Actopan, en la mira de la ASEH

La pesadilla que ha implicado la Estafa Siniestra en la malversación pública de Hidalgo en la era Fayad Meneses no puede, en ningún caso, presentar réplicas en la administración de Menchaca Salazar, porque se estaría mandando un mensaje impropio del gobierno de alternancia.

En un momento extraordinariamente delicado y polarizado en los escenarios de la política de Hidalgo, en el Ayuntamiento de Actopan, que encabeza Imelda Cuellar, se ha encontrado que 300 contratos por casi 100 millones de pesos han sido adjudicados, principalmente, de manera directa, lo cual, empuja a las suspicacias legales de que las licitaciones tienen un peso específico en los arqueos de la ASEH y, desde luego, como una prescripción de probidad y transparencia pública han quedado al margen, lo que lleva a la inferencia lógica de que no hubieron ofertas a nivel de mercado para acceder a mejores proveedores en el municipio de Actopan.

 

Apenas hace un mes, la ASEH en los pronunciamientos del auditor superior, Jorge Valverde Islas, ha señalado que diversos municipios suelen incumplir su declaración de ingresos, se toman por la libre las prescripciones legales y caen en actos de corrupción por desconocimiento, impericia, omisión o determinados por un juego de intereses particulares.

 

Es en este clima enrarecido de la Cuenta Pública, la ASEH se encuentra activa y bajo constantes visorias a los ayuntamientos e instituciones públicas, ya que la prescripción del gobernador Julio Menchaca ha sido clara en torno a que no deben presentarse actos de corrupción o malversación pública y que se llegará hasta sus últimas consecuencias en la procuración e impartición de justicia.

 

En los trazos de las pesquisas de la Estafa Siniestra se ha develado que uno de los modus operandi de la administración del exgobernador Omar Fayad Meneses se articulaba en torno al desvío público a través de planes y programas que vinculaban a los ayuntamientos, al tiempo que el uso de contratos de adjudicación directa, como lo acontecido y detectado por la ASEH en Singuilucan, donde su exalcalde Marcos Miguel -que ya se encuentra en proceso legal por malversación pública- perfilaba el trasiego del desvío de recursos y se reciclaba hacia la estructura de la Secretaría de Finanzas, que dirigía Jessica Blancas Hidalgo.

 

No obstante, pese a que las pesquisas de la Estafa Siniestra continúan abriendo capítulos, las cuales han tomado un giro de 180 grados debido a las declaraciones de la senadora Carolina Viggiano que ha develado la posible incriminación del exgobernador Omar Fayad Meneses y de la exsecretaria de Finanzas, Jesica Blancas Hidalgo, han creado un clima de reacción gubernamental y de las impugnaciones del PRIAN, que en estos momentos propician desencuentros y encontronazos de todo tipo en la clase política local.

 

En esta atmósfera, el ayuntamiento que preside la alcaldesa Imelda Cuellar Cano se encuentra, como el resto de los municipios, en la mira de la ASEH, porque no deben presentarse anomalías de ningún tipo en su Cuenta Pública, y la discrecionalidad, donde 300 contratos han sido adjudicados de manera directa, deberá ser explicada y fundamentada acorde a los procesos legales que debe acogerse el Ayuntamiento de Actopan.

 

Ni el viento ni la lluvia, pueden ser excusas en las acciones de los ayuntamientos y su Cuenta Pública en Hidalgo.

 

La pesadilla que ha implicado la Estafa Siniestra en la malversación pública de Hidalgo en la era Fayad Meneses, no puede, en ningún caso, presentar réplicas en la administración de Menchaca Salazar, porque se estaría mandando un mensaje impropio del gobierno de alternancia.
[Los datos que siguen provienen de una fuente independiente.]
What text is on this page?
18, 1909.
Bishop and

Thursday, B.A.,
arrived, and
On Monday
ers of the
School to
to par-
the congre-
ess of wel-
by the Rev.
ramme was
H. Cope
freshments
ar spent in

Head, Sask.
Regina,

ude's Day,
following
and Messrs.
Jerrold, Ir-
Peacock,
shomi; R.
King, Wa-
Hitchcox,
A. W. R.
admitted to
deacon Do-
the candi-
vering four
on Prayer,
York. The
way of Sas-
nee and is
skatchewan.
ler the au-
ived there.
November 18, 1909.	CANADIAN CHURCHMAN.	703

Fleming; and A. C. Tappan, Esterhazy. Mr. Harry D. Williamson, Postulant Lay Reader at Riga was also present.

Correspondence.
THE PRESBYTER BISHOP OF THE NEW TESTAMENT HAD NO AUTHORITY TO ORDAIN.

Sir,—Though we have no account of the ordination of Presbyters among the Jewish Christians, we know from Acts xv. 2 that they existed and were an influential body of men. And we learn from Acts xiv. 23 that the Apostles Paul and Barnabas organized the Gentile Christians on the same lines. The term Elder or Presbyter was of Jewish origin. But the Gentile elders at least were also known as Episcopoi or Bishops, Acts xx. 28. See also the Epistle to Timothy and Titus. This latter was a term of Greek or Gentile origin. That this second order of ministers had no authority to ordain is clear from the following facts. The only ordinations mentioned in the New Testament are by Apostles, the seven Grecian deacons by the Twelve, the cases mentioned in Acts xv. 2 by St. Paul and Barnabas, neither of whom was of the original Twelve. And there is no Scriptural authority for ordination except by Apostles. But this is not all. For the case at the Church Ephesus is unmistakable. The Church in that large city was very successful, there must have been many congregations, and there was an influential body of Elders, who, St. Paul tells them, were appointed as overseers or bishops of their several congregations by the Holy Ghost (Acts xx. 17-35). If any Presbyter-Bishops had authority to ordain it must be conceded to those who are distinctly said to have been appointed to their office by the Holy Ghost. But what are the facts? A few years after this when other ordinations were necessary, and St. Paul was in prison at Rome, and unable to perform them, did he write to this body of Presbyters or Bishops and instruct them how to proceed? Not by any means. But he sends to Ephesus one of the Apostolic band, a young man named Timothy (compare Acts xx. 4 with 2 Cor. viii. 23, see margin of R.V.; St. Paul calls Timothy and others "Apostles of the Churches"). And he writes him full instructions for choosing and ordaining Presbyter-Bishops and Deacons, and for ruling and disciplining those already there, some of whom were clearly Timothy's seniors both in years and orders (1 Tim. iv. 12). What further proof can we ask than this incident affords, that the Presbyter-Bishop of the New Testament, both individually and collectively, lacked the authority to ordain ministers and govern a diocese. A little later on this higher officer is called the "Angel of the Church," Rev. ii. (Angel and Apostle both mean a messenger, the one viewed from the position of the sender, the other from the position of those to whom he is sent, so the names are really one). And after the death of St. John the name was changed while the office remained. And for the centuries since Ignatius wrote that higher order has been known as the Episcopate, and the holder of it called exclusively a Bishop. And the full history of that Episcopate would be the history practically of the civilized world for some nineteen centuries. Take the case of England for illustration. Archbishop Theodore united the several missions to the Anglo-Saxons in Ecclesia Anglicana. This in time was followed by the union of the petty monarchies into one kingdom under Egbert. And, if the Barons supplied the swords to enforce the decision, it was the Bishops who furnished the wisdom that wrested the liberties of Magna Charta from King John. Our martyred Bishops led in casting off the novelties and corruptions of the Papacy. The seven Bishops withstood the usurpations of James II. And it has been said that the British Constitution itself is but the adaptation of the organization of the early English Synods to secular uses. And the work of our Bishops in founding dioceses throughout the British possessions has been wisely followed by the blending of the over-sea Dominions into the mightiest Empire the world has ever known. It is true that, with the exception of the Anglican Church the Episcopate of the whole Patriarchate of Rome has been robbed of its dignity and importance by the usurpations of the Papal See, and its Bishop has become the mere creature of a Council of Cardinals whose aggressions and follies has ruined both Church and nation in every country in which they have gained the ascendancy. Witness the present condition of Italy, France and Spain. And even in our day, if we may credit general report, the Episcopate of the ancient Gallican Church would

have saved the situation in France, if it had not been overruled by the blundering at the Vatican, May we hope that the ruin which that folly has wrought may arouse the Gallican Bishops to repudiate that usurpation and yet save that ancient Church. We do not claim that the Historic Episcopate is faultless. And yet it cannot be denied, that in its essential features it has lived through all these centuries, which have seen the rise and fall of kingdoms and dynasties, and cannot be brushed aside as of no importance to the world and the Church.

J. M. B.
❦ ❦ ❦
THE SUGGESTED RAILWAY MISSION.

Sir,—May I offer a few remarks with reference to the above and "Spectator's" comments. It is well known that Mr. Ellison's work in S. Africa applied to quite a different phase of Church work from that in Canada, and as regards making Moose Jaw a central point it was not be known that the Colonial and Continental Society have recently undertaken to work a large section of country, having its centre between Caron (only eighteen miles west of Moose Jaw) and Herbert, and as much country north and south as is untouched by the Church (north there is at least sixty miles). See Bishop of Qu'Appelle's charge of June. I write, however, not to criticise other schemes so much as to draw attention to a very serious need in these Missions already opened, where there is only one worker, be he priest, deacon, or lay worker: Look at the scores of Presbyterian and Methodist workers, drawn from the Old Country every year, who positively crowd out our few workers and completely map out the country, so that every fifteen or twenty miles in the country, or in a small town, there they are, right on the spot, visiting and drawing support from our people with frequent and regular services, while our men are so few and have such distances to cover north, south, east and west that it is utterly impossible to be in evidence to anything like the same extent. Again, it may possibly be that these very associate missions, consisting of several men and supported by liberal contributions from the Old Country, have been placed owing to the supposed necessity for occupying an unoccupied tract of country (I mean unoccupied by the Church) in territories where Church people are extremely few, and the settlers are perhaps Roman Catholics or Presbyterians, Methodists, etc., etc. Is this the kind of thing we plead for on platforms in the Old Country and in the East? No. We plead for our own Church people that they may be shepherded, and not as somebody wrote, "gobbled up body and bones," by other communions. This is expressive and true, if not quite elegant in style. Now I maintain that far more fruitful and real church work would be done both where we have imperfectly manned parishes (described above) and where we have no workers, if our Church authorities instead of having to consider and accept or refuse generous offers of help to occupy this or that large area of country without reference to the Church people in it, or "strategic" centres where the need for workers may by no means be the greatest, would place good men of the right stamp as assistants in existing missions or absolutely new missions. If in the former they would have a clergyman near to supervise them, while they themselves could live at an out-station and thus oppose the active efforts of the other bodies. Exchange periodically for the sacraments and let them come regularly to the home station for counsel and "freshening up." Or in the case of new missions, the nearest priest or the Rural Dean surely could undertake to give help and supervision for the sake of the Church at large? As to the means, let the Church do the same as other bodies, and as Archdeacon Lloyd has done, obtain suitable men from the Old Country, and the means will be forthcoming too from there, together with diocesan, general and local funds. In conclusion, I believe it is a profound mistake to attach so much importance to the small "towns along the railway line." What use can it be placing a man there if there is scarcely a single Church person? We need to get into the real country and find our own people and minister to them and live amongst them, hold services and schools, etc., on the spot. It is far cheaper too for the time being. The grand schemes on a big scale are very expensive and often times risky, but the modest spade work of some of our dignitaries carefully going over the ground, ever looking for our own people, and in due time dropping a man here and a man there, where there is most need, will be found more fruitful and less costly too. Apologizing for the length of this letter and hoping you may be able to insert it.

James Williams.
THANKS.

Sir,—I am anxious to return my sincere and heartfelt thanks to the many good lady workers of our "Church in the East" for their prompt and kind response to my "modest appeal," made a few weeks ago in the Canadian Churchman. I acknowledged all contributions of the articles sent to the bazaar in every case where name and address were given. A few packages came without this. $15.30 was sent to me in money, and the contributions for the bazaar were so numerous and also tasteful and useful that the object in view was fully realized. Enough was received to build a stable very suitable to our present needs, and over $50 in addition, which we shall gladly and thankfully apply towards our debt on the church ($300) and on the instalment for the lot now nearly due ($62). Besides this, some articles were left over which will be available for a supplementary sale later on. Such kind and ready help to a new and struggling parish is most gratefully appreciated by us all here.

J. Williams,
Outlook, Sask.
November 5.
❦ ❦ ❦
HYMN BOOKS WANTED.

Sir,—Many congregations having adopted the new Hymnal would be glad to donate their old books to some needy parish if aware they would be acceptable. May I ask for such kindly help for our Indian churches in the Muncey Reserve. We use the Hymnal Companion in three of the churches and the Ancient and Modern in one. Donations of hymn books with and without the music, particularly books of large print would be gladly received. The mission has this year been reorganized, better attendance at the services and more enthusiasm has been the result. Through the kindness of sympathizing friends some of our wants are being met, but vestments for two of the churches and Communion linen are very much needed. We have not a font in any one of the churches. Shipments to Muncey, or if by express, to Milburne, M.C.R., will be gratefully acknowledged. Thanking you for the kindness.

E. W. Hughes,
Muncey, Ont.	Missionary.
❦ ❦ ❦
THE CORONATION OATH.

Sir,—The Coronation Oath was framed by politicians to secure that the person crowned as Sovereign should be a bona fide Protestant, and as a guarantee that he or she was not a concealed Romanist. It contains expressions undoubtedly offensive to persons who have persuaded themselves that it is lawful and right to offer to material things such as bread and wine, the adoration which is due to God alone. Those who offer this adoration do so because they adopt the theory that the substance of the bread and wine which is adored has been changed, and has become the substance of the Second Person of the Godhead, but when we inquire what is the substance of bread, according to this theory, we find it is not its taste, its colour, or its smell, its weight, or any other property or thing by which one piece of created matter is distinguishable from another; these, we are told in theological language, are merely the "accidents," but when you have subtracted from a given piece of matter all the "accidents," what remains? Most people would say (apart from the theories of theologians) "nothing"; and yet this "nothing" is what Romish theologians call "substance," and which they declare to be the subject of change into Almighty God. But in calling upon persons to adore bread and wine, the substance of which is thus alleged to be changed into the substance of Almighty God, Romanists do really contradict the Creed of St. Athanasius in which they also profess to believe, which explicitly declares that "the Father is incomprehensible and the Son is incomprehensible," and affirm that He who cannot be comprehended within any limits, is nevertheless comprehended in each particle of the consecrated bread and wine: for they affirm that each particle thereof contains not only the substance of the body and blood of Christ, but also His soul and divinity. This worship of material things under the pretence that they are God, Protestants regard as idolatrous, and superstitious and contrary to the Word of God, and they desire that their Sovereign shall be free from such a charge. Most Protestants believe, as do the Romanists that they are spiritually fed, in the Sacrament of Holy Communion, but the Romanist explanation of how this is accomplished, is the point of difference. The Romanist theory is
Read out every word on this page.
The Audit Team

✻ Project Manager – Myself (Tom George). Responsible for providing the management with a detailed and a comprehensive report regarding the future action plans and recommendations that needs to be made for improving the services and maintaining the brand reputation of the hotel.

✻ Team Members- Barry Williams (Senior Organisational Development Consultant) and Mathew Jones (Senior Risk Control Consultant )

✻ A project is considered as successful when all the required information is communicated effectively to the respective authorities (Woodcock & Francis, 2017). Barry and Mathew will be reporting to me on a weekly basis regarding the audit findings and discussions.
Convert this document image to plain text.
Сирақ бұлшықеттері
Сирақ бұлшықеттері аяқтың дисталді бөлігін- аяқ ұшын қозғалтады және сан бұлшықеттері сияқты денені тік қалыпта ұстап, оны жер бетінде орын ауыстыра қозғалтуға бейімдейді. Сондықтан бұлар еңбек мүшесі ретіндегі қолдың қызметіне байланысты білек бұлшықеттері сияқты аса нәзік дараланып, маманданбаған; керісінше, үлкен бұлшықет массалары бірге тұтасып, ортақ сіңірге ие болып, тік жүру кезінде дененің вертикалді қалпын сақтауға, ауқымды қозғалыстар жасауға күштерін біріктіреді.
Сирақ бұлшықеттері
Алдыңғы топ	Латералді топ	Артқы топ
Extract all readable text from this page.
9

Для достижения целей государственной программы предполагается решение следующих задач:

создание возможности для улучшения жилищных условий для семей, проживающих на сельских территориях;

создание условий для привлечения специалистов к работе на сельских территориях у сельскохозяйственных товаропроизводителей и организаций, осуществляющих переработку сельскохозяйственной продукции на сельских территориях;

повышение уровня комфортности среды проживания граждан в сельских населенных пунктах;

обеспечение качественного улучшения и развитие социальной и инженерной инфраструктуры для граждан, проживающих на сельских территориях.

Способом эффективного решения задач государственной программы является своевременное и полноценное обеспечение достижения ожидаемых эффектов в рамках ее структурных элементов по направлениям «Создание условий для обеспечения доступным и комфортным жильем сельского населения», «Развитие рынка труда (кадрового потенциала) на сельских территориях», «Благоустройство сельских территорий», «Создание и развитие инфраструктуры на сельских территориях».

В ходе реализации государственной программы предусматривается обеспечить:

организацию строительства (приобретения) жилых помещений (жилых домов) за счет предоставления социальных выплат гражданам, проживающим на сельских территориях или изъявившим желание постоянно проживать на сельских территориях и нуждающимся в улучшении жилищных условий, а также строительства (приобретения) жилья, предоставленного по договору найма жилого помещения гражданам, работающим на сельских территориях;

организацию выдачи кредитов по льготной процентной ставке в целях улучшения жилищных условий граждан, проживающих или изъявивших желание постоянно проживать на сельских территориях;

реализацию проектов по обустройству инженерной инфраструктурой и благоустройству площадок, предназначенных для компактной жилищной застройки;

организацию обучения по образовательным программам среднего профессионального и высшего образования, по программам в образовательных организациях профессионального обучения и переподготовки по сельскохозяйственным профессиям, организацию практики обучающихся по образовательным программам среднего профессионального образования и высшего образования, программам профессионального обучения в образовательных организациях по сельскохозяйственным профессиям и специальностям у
En este entretelón es explicable la dinámica que ha cobrado la visoria de la ASEH sobre municipios e instituciones públicas, dando la pauta para que la probidad y la transparencia constituyan los signos inequívocos de la moralización y ética pública que exige la ciudadanía de los funcionarios públicos.

 

Si Actopan se encuentra en la mira de la ASEH, en capilla estarán los 83 municipios restantes de Hidalgo hasta concluir sus gestiones.

 

Probidad y transparencia pública es el axioma que ha primado en el ascenso del gobierno de Julio Menchaca, donde es primero el pueblo y el péndulo de la Estafa Siniestra oscila lo mismo hacia el gobierno de Omar Fayad que hacia el actual.